De plus, j’inaugurais une nouveauté avec ce roman puisque je l’ai lu en alternance dans deux versions : la numérique (sur le PC à la maison) et sur papier dans le métro et au boulot.

Le pitch ? Andrew Blake a confié la direction de sa petite entreprise anglaise à sa secrétaire car il en a marre et a décidé de se faire engager comme majordome en France. Là-bas, personne ne sait qui il est vraiment, et cela lui va très bien. Oui, mais…

Je n’irai pas par quatre chemins  : les personnages sont diablement sympathiques, attachants et les « méchants » sont de vrais peaux de vache sans rien pour les relever. Manichéen, sans doute, mais ça ne m’a pas dérangé pour autant.

On pourra me dire que c’est pétri de bons sentiments, que tous les soucis, problèmes, ennuis, s’arrangent tous comme par miracle, que le Andrew Blake trouve toujours les solutions à tout, que dans la vraie vie, ce genre de choses est impossible, que tout les événements ce qui se déroulent dans le roman sont « chiqués ». Je vous rétorquerai « Je le sais très bien et je m’en contre-fiche royalement ! ».

Si on lit les livres de cet auteur, c’est pour se détendre, rire un bon coup, passer du bon temps et se régénérer tout entier. Faut pas croire non plus qu’il a une écriture simpliste et bêbête, loin de là, il en profite souvent pour nous asséner quelques vérités qu’on aurait parfois tendance à oublier.

— Vous n’êtes sans doute pas un imbécile, Addinson, mais ce n’est pas l’intelligence qui fait la valeur d’un homme, c’est la façon dont il l’emploie.

— N’oublie jamais qu’un adulte n’est qu’un enfant qui a vieilli.

— Pour les gens comme vous, l’amour est de la guimauve, la gentillesse est une preuve de faiblesse, et dire des choses simples est un manque de culture. 

— Je me souviens d’une phrase lue sur le fronton de catacombes que je visitais à Rome avec mes parents. Au-dessus de ces empilements d’os et de crânes, était écrit : »J’ai été ce que tu es. Tu seras ce que je suis. »

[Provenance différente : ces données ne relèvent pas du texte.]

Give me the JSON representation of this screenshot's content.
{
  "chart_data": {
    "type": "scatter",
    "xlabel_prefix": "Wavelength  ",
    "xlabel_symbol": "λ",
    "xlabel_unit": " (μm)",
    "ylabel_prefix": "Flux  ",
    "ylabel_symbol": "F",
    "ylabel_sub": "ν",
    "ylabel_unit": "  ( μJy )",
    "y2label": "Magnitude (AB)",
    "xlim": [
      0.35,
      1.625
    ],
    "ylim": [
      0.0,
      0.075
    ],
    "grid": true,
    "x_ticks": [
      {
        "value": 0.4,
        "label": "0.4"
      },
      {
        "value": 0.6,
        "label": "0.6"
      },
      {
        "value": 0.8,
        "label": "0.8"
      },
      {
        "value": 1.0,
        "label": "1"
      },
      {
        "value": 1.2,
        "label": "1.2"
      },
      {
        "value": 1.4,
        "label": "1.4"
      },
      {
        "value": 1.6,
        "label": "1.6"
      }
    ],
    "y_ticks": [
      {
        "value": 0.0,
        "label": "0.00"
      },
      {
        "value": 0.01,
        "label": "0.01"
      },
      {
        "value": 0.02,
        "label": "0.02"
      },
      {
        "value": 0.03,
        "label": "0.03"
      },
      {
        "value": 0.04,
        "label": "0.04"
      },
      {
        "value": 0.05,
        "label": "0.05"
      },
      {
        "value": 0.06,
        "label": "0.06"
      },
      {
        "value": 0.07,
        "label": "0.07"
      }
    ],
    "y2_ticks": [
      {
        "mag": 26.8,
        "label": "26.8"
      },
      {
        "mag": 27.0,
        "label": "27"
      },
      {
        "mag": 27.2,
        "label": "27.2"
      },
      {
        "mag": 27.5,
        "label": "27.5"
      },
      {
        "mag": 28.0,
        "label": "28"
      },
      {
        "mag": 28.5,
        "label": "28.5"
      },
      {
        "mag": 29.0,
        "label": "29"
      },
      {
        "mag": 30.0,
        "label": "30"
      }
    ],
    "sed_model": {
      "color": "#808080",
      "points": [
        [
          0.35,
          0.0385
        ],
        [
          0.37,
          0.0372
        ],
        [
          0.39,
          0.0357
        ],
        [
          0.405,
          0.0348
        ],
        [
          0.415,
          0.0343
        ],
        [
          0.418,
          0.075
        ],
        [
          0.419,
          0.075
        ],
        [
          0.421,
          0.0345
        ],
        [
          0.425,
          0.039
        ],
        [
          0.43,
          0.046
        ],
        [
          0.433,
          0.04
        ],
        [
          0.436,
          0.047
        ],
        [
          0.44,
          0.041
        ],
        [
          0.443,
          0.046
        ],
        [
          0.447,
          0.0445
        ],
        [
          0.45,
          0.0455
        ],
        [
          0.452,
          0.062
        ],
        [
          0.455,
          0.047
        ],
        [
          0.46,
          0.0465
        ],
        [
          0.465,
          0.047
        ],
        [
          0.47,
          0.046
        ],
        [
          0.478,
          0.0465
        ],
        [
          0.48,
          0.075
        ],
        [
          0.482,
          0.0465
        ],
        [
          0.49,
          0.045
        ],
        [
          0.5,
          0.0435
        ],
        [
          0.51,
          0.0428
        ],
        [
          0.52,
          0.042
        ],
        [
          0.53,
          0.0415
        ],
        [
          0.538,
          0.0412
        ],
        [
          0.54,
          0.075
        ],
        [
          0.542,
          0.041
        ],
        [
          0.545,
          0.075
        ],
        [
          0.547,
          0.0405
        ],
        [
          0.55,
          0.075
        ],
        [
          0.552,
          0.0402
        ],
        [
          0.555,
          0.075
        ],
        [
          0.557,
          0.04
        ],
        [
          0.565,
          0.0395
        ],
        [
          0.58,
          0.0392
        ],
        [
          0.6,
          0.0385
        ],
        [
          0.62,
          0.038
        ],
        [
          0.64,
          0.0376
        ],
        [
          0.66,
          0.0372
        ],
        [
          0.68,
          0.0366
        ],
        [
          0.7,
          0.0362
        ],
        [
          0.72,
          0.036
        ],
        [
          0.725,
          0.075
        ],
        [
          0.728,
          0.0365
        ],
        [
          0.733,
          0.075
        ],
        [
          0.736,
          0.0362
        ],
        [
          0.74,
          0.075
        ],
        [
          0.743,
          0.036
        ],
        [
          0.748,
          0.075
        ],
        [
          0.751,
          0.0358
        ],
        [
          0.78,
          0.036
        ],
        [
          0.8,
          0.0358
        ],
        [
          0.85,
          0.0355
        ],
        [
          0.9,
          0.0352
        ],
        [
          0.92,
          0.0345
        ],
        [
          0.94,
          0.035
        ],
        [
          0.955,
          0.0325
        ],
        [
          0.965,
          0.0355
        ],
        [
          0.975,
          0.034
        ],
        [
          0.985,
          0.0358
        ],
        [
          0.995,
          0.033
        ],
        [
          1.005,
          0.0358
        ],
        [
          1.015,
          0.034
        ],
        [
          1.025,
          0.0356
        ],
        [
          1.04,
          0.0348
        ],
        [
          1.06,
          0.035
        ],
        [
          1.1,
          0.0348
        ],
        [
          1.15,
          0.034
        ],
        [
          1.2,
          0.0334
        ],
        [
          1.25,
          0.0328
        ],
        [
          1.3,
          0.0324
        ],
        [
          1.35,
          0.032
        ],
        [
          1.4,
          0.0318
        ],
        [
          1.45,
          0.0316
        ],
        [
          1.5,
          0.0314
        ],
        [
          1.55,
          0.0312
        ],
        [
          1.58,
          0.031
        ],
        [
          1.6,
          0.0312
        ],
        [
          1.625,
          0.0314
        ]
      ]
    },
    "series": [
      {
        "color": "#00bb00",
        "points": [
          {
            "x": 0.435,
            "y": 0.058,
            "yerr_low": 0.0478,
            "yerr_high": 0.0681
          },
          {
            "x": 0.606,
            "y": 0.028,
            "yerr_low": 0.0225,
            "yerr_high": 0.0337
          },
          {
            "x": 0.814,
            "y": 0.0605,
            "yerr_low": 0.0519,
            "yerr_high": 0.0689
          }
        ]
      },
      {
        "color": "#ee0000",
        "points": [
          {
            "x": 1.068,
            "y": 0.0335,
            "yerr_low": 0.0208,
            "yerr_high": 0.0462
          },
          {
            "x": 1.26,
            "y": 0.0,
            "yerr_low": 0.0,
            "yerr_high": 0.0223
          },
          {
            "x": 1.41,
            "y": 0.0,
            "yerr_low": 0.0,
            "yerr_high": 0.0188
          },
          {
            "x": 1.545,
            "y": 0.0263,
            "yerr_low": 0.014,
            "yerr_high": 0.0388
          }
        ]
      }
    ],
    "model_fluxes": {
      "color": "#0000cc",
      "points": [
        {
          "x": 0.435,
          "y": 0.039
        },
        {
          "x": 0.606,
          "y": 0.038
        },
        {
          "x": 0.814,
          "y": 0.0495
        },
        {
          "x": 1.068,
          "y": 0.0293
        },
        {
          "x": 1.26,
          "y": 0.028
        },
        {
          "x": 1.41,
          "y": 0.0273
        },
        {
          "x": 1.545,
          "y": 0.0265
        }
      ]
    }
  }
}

— On peut être violent sans insulter. Parfois, dire ce que l’on pense correctement peut s’avérer bien plus offensif que des mots qui n’ont plus aucun sens parce que tout le monde les emploie à tord et à travers.

Certes, j’ai eu moins d’éclats de rire que dans « Et soudain tout change », mais j’ai tout de même eu de nombreux sourires et quelques larmes aux coins des yeux (un truc dans l’œil, sans doute). Mais les bons mots sont légion.

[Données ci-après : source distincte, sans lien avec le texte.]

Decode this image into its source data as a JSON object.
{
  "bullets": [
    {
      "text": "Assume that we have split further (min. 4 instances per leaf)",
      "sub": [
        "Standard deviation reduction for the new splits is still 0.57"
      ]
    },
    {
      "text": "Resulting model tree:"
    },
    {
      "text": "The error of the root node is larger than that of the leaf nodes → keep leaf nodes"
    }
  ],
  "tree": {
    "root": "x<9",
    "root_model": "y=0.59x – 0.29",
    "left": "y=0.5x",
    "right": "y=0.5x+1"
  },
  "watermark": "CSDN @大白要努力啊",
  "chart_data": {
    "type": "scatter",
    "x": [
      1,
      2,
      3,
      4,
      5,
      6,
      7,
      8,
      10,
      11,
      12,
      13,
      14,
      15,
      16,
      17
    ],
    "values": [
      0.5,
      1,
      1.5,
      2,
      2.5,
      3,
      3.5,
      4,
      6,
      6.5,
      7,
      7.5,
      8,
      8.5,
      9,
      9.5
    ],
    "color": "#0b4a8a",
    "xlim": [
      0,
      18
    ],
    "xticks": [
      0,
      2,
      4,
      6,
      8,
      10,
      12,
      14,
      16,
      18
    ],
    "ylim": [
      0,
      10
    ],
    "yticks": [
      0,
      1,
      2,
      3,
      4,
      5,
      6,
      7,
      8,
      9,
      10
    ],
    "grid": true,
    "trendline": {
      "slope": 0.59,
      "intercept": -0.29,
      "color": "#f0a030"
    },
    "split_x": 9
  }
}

A une allure d’escargot, le véhicule quitta la grange.
 —Il va mettre huit jours pour aller jusqu’en ville…, commenta Magnier.
 — S’il éclate un pneu, il pourra descendre et le réparer sans même s’arrêter tellement il traîne, renchérit Hakim.
Les deux hommes éclatèrent de rire. Blake leur lança :
 — Vous êtes en train de vous moquer de moi, je vous vois !
Magnier répliqua :
 — Attention, il y a un arbre à deux cent mètres devant toi. freine, tu vas le percuter demain soir !

— En France, vous faites moins cuire la viande qu’en Angleterre. Chez vous, tout est servi rouge, saignant à l’intérieur.
— Et chez vous, c’est de la semelle. C’est vous qui avez un problème avec la viande. Vous la faites toujours trop cuire. C’est un défaut historique. Regardez ce que vous avez fait à notre Jeanne d’Arc. Vous l’avez tellement cuite que vous l’avez brûlée !

Pour une fois, le chat de la couverture n’est pas fictif, il y en avait un beau angora dans les pages, Mephisto. Mais je n’ai pas été dupe sur l’embonpoint du chat, ni sur sa disparition. On ne me la fait pas à moi !

— Au fait, merci pour ce midi. Votre terrine était succulente.
Odile se retourna :
— Ma terrine ?
— Celle que vous m’aviez préparée sur l’assiette.
Odile devint toute rouge.
— Vous avez mangé le repas de Méphisto ?
L’animal ouvrit les yeux brutalement. Blake en fut presque plus surpris que de la remarque de la cuisinière. Comment le chat avait-il compris ?

Point négatif : j’aurais bien aimé passer plus de temps en compagnie des personnages. Premièrement, j’étais en agréable compagnie et deuxièmement, j’aurais aimé en savoir plus sur les événements qui allaient se passer. Mais j’ai eu beau secouer la version papier comme la numérique, j’étais arrivée au bout de ce charmant petit roman qui m’a fait passer un super bon moment de lecture, sans me prendre la tête.

Maintenant, je peux retourner dans mes romans noirs.